Oğul cesedi babasının arkadaşına götürür. Babasının arkadaşı da cesedi (yani koyunu) -tereddütsüz- saklar.
Bir zaman sonra baba oğluna, “Evlat, git o adama iki de tokat at.” der. Oğlu şaşırsa da gider ve iki tokat atar.
Adamın verdiği yanıt çok ilginçtir Murat Efendi! Burasını iyi belle...
“Ben,” der “Dostumun oğlunu, bana atılan bu iki tokat için satacağımı düşünme evlat. Hadi var git işine...” der.
Ne demek istediğimi -herhalde- anlatabilmişimdir, Abdullahoğlu!

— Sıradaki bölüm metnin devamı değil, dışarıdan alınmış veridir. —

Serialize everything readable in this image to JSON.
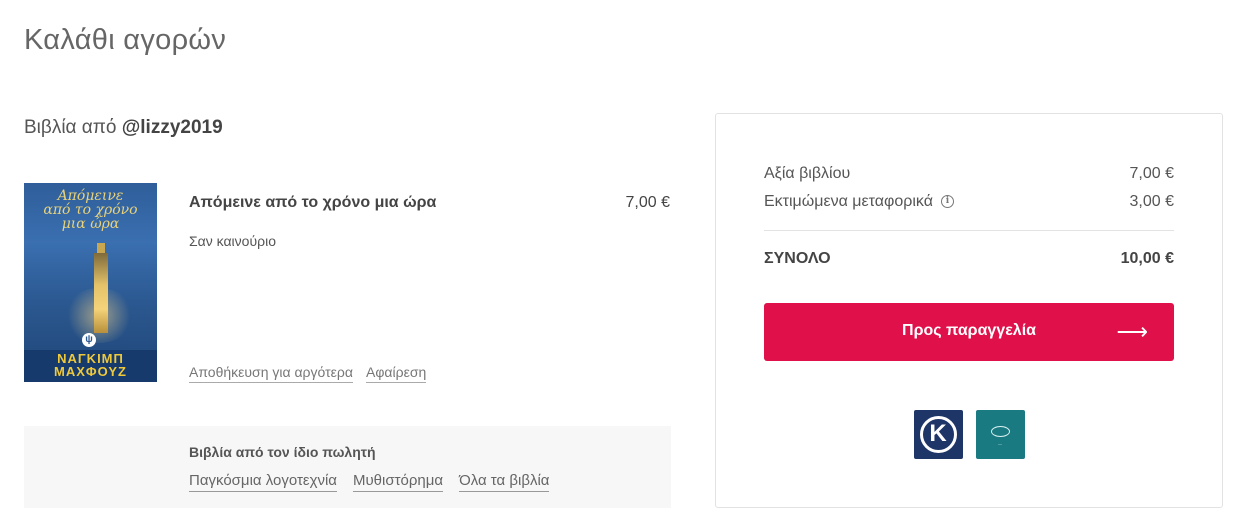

Sen, kadim dostunu(!) öfkeyle söylenmiş birkaç sözle SATTIN.
Satar satmaz da, onun koltuğuna oynamak istedin. Bundan sonra da yaşanmışlıkları ortaya sergilersin herhalde...
Söyler misin bunun adı ‘Bürütüslük’ değildir de nedir?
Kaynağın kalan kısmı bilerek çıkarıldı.